3-year Dunhill Medical Trust Research Training Fellowship: Feasibility of Improving Cerebral Autoregulation in Acute Intracerebral Haemorrhage – BREATHE-ICH Study
I am a Clinical Research Fellow in Geriatrics and Stroke Medicine with a research interest in cerebral autoregulation (CA) and acute intracerebral haemorrhage (ICH). I also work in a clinical setting as a Specialist Registrar and am also involved in the recruitment to a range of clinical multi-centre stroke studies. Prior to commencing my Fellowship, I was an NIHR ACF, developing a strong foundation in Transcranial Doppler (ultrasound modality used to assess blood flow), links to a patient participation group of stroke survivors and importantly published and presented pilot data internationally.
Professor Thompson Robinson and Professor Ronney Panerai of the Department of Cardiovascular Sciences, University of Leicester, supervise this research. The departmental research interests relate to the study of cerebral haemodynamics, and in particular the impact of changes in cerebral haemodynamic control mechanisms on the management of blood pressure, blood pressure variability and other physiological perturbations following acute stroke.
Acute ICH has the highest mortality of all stroke subtypes, 40% at 30 days, with half of sufferers dying within a year.

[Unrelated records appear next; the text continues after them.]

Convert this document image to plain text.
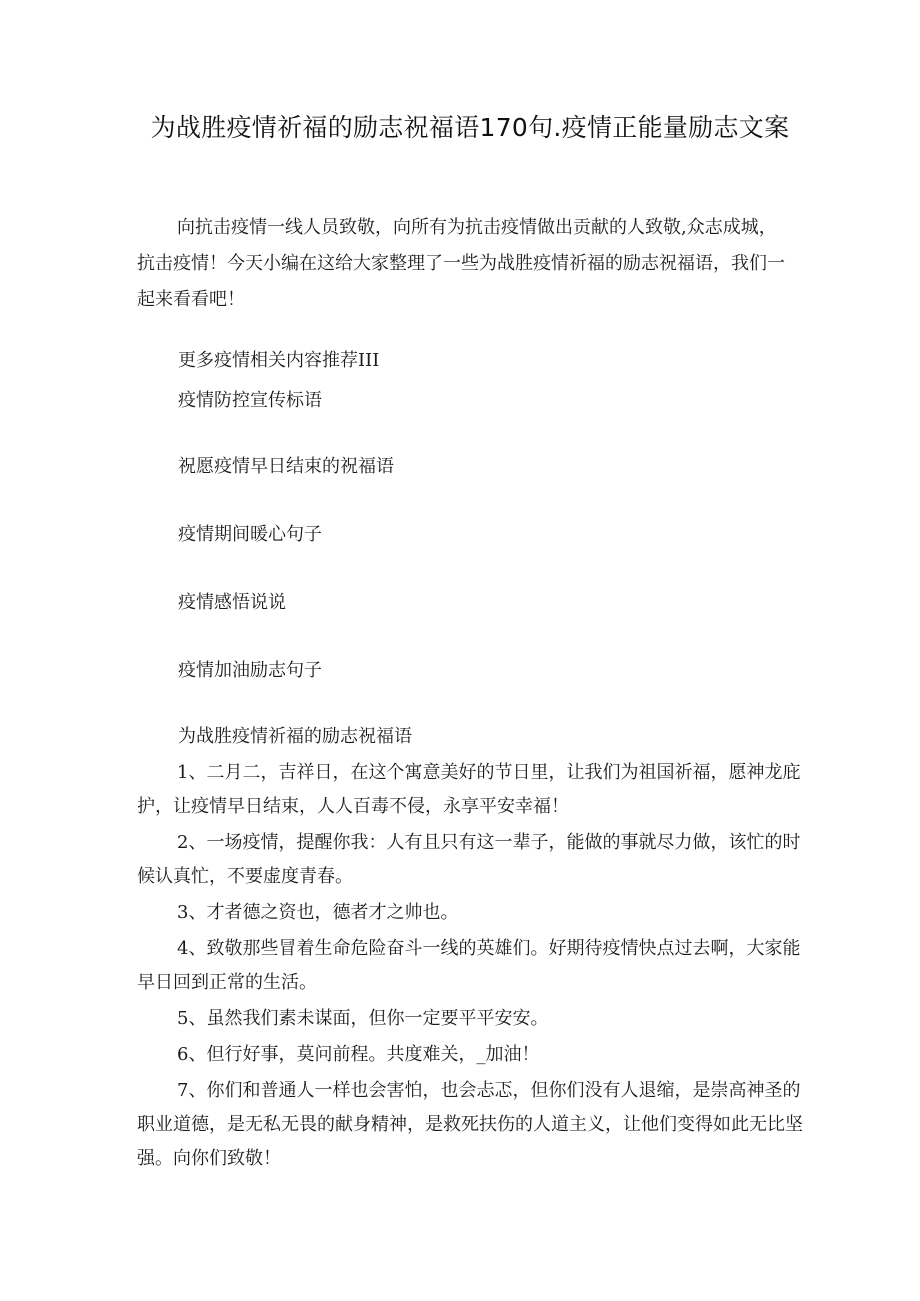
为战胜疫情祈福的励志祝福语170句.疫情正能量励志文案

向抗击疫情一线人员致敬，向所有为抗击疫情做出贡献的人致敬,众志成城，抗击疫情！今天小编在这给大家整理了一些为战胜疫情祈福的励志祝福语，我们一起来看看吧！

更多疫情相关内容推荐III
疫情防控宣传标语
祝愿疫情早日结束的祝福语
疫情期间暖心句子
疫情感悟说说
疫情加油励志句子
为战胜疫情祈福的励志祝福语
1、二月二，吉祥日，在这个寓意美好的节日里，让我们为祖国祈福，愿神龙庇护，让疫情早日结束，人人百毒不侵，永享平安幸福！
2、一场疫情，提醒你我：人有且只有这一辈子，能做的事就尽力做，该忙的时候认真忙，不要虚度青春。
3、才者德之资也，德者才之帅也。
4、致敬那些冒着生命危险奋斗一线的英雄们。好期待疫情快点过去啊，大家能早日回到正常的生活。
5、虽然我们素未谋面，但你一定要平平安安。
6、但行好事，莫问前程。共度难关，_加油！
7、你们和普通人一样也会害怕，也会忐忑，但你们没有人退缩，是崇高神圣的职业道德，是无私无畏的献身精神，是救死扶伤的人道主义，让他们变得如此无比坚强。向你们致敬！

Unfortunately, despite being the most devastating form of stroke, it remains the least treatable form with limited therapeutic options.
The ability to maintain an adequate brain blood flow despite sudden changes in blood pressure can be measured in an individual and is referred to as the process of “autoregulation”. This control process has been shown to be impaired in acute ischaemic stroke. Several recent studies have shown impaired CA post-acute ICH. This is particularly important to understand, since our preliminary work has recently shown that changes in carbon dioxide using simple breathing exercises can improve autoregulation. This would imply that should we confirm the impairment of CA in this population and relate this to complications (for example: brain swelling, and haematoma expansion or more bleeding), a novel treatment using a breathing exercise may offer a potential method of improving control of blood flow and importantly prevent complications that cause the significant death rate highlighted above.